Количество мигрантов и беженцев, пересекших Средиземное море в этом году, превысило 300 тысяч человек.

В то же время, по оценкам агентства ООН по делам беженцев, около 2500 мигрантов погибли с начала года, пытаясь достичь Европы.

Число мигрантов, скопившихся у границ Евросоюза, в июле превысило 107 тысяч человек. Большинство этих мигрантов – из Сирии, Афганистана и африканских стран. Еще столько же пересекло границы ЕС только за прошлый месяц.

Image copyrightGetty

Image copyrightGetty

Лидеры Евросоюза уже назвали текущую ситуацию наихудшим кризисом беженцев со времен Второй мировой войны, и говорят о необходимости долгосрочной стратегии. Но ни стратегии, ни тактики противодействия наплыву мигрантов сегодня Евросоюз предложить не в состоянии…

Ведущий “Пятого этажа” Михаил Смотряев беседует с референтом Палаты лордов британского парламента Хелен Самуэли, немецким публицистом Сергеем Лохтхоффеном и научным сотрудником Международного института миграции и гендерных проблем Оксаной Моргуновой.
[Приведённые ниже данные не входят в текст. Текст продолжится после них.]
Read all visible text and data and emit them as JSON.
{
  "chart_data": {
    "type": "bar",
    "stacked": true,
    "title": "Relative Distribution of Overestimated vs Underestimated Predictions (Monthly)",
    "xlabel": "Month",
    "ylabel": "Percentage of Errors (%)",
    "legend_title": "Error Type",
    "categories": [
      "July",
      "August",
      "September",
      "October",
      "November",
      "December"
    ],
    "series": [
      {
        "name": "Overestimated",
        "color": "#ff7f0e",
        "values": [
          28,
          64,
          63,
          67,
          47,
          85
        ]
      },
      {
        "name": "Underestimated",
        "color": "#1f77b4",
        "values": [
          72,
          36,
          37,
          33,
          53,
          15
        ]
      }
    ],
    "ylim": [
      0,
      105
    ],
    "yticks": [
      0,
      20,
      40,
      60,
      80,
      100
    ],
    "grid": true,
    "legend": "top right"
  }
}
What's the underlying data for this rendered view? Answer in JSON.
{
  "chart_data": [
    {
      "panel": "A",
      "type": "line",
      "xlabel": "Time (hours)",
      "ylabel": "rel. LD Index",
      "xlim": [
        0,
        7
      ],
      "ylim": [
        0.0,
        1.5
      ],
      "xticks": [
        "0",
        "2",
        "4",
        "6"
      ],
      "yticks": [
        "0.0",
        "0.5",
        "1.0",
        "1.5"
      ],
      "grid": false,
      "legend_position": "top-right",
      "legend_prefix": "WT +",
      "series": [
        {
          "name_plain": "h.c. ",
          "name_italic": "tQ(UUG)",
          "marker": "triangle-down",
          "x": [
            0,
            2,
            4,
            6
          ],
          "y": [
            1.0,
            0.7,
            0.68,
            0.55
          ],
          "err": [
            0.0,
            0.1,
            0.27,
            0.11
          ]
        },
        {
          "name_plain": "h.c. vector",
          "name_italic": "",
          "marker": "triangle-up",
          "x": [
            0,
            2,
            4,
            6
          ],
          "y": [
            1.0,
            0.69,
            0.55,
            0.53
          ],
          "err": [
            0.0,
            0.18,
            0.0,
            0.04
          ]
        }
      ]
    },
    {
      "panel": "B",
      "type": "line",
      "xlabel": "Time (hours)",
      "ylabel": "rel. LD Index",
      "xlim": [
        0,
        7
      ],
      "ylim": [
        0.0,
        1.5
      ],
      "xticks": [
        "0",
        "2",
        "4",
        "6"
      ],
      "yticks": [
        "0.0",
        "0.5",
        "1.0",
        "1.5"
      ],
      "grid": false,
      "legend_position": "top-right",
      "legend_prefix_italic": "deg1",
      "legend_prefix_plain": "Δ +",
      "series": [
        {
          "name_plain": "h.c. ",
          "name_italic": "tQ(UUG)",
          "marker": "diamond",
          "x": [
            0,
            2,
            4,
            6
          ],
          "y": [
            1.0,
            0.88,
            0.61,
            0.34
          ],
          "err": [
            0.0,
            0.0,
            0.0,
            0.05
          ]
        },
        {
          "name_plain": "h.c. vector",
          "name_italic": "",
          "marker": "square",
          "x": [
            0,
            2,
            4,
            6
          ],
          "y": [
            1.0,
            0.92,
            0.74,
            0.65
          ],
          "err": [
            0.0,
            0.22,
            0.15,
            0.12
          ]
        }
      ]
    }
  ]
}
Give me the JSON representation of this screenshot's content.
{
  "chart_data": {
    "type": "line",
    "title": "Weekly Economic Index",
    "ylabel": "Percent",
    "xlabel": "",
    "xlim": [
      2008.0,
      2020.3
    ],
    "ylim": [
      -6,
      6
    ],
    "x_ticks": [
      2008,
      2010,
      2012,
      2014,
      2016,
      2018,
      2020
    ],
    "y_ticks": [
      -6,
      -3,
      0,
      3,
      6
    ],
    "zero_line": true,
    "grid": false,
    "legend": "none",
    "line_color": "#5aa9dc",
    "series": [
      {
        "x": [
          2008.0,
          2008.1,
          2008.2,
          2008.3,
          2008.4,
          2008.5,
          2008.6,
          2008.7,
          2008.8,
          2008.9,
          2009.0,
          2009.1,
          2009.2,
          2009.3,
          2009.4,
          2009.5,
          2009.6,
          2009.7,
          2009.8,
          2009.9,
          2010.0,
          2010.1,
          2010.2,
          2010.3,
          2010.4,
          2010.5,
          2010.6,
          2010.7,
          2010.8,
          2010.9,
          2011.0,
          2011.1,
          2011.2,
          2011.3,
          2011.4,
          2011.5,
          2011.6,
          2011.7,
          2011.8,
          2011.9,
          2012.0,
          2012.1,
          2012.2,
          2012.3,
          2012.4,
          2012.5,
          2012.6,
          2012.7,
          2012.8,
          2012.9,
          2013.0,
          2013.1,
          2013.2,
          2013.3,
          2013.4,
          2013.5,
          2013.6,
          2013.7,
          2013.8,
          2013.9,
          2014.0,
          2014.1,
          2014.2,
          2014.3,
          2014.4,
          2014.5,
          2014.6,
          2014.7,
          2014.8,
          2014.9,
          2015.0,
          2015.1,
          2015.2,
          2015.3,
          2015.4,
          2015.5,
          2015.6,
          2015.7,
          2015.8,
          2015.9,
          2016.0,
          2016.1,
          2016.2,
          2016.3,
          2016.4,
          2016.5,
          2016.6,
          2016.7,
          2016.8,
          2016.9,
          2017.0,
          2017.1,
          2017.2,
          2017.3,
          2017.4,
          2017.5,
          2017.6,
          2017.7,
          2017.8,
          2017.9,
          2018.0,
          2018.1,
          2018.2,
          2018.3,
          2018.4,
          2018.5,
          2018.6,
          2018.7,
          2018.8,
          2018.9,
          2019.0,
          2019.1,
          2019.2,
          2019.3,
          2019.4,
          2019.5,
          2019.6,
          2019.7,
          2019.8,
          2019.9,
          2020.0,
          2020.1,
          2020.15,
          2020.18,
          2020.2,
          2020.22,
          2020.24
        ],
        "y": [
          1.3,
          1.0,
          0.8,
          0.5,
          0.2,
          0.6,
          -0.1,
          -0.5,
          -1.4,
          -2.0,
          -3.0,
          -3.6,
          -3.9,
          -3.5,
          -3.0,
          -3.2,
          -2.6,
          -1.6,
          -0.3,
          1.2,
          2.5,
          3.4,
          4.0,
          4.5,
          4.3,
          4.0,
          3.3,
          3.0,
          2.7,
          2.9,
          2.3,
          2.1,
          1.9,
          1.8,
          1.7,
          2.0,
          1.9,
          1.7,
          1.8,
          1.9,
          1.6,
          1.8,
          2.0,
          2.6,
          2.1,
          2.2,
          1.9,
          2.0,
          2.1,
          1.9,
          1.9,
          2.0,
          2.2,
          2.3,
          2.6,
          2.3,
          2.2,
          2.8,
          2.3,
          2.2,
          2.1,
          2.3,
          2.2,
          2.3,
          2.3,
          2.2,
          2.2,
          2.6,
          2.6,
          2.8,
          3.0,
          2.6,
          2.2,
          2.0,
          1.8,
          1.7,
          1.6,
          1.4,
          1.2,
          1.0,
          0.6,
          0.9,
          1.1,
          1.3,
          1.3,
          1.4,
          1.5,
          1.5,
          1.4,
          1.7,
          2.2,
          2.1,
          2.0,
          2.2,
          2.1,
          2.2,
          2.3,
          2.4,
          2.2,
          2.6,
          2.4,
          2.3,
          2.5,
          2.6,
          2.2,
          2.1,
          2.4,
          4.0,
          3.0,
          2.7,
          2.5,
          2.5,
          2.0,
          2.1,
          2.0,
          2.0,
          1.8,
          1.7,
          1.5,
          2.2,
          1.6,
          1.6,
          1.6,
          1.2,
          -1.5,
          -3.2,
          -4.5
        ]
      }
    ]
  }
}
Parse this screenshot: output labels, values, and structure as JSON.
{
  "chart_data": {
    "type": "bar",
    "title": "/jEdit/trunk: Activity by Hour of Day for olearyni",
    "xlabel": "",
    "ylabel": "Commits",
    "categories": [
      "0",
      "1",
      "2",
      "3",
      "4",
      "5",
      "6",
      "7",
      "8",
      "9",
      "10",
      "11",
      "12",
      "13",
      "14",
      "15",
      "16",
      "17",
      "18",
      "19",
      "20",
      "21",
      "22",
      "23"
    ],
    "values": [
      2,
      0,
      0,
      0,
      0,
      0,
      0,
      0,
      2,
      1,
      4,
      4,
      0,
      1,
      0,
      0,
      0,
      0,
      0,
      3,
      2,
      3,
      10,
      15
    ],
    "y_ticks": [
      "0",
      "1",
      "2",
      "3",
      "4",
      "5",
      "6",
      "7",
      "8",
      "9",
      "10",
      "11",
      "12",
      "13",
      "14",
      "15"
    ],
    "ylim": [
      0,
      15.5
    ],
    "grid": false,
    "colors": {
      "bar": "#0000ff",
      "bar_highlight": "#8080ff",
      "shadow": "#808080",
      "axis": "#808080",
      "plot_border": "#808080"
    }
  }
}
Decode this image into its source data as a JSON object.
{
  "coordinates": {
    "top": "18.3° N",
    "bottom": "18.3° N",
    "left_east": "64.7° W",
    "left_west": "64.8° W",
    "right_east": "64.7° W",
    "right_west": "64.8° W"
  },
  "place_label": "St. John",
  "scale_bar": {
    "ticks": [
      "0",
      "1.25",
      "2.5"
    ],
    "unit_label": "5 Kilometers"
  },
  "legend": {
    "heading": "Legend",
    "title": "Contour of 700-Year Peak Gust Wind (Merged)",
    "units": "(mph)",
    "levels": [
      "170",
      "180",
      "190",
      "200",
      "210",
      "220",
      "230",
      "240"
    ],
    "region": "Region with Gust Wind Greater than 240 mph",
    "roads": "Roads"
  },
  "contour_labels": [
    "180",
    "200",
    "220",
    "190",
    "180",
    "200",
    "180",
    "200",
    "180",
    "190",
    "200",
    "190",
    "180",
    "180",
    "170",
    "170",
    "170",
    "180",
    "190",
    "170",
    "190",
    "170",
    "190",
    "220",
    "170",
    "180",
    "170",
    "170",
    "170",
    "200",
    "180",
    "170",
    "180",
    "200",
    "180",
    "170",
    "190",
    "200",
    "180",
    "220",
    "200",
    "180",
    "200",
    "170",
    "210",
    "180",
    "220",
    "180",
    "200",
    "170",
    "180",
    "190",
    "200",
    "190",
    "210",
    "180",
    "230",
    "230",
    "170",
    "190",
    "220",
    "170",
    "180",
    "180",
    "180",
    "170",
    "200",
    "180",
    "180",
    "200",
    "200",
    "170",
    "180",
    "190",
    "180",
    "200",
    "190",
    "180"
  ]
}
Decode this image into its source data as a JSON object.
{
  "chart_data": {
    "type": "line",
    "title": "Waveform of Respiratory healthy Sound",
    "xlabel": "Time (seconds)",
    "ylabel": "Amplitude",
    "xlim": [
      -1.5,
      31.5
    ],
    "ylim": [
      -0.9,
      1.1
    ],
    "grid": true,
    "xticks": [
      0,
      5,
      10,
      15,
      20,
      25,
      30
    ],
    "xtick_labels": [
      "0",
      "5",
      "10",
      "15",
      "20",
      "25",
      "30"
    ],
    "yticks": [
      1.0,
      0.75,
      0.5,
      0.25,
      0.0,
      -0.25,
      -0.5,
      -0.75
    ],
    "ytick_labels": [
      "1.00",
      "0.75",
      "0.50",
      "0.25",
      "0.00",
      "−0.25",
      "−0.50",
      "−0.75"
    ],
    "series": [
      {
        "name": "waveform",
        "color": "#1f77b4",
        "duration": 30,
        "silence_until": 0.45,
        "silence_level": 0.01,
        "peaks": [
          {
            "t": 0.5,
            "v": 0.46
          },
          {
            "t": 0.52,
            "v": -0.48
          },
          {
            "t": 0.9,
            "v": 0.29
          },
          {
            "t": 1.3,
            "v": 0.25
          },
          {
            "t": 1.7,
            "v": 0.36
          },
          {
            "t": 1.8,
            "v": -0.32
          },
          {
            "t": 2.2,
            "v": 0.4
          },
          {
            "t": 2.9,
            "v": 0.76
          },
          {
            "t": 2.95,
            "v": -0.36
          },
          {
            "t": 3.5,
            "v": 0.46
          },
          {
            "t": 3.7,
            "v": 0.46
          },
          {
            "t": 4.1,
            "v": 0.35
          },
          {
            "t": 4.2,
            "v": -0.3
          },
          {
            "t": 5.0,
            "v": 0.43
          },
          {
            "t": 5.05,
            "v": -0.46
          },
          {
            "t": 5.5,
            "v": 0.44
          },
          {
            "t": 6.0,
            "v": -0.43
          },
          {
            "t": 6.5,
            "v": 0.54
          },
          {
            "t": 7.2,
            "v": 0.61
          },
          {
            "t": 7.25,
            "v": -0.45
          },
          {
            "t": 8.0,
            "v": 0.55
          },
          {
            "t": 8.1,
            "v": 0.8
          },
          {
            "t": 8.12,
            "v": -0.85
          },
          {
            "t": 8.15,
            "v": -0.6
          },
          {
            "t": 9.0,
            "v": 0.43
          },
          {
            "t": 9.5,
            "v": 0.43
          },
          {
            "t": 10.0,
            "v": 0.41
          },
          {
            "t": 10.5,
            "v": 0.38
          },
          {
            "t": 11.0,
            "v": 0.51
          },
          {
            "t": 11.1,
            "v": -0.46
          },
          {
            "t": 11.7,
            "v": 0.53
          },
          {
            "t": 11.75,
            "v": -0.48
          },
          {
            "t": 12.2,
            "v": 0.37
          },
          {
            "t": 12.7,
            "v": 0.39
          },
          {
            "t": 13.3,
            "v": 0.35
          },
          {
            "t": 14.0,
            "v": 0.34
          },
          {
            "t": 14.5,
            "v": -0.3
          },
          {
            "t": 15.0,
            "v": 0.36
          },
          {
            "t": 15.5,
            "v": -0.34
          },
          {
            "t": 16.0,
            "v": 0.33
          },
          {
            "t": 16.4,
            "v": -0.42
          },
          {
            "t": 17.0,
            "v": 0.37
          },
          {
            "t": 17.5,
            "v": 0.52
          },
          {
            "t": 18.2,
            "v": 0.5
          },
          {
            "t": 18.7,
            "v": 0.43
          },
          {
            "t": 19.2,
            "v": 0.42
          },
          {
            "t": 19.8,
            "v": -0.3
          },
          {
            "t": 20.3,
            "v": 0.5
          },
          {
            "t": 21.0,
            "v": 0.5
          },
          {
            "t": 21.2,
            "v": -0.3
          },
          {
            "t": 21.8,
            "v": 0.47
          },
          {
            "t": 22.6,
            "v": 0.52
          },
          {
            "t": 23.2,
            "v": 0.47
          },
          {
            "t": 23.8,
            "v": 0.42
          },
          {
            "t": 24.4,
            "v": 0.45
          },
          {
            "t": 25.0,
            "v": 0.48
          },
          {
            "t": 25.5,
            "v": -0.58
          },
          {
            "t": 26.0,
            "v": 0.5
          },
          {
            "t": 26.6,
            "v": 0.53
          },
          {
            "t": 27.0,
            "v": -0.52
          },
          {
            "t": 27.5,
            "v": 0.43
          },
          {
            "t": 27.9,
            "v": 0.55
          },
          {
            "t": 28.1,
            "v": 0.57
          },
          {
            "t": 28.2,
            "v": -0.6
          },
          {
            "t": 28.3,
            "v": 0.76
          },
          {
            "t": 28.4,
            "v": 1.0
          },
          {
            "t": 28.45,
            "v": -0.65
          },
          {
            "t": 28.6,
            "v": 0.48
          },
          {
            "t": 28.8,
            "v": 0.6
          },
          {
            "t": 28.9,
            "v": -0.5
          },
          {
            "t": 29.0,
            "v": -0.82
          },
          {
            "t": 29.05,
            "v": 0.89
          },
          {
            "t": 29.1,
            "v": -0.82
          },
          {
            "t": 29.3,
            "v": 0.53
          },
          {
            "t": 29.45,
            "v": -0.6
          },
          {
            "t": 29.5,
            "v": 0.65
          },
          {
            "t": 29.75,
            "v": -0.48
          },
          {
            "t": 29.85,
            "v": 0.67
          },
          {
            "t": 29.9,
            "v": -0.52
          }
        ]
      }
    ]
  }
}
Загрузить подкаст передачи “Пятый этаж” можно здесь.

Михаил Смотряев: Почему этот кризис приобретает такой характер, что о нем уже говорят как едва ли не о крупнейшем кризисе, связанном с беженцами со времен Второй мировой войны. Политики, может быть, это немножко преувеличивают. Точными подсчетами никто не занимался, но, очевидно, что кризис значительный, наплыв мигрантов очень большой. Цифры по Германии, которыми мы располагаем, что в этом году они ожидают, что к ним обратится 800 тысяч человек за убежищем в той или иной форме. Германия, Сергей, насколько я понимаю, страдает от наплыва мигрантов больше всех, но и принимает больше других европейских стран. Это так?

Сергей Лохтхоффен: Это так. По всей вероятности, половина тех, которые идут сейчас беженцами через Европу, остаются в Германии. Много еще в Скандинавии – Швеции, в основном, в этих двух регионах. Остальные закрывают двери, окна и все подвалы, чтоб никто к ним не зашел. Надо еще уточнить, что в Германию идут два потока: один – через Средиземное море из Сирии, Ирака, из Африки, второй идет с Балкан из стран, которые в экономическом отношении, как Косово или Сербия, очень в плачевном состоянии. Оттуда идет почти половина людей, почти 800 тысяч.

По всей вероятности, будет миллион в конце года. Просто политики боятся сказать, что миллион будет. Половина тех, которые с Балкан, не имеют никакого шанса, чтобы их признали беженцами. Их отсылают снова домой, но это длится долго. За это время они получают здесь пособие и живут неплохо.

М.С.: Кстати, для Великобритании, которая в абсолютных числах принимает гораздо меньше беженцев, цифры тоже не убедительные. Вчера по этому поводу разыгрался очередной небольшой скандал, когда стали доступны последние цифры национального управления статистики. За прошедшие двенадцать месяцев в страну прибыло на длительный срок проживания 600 тысяч человек.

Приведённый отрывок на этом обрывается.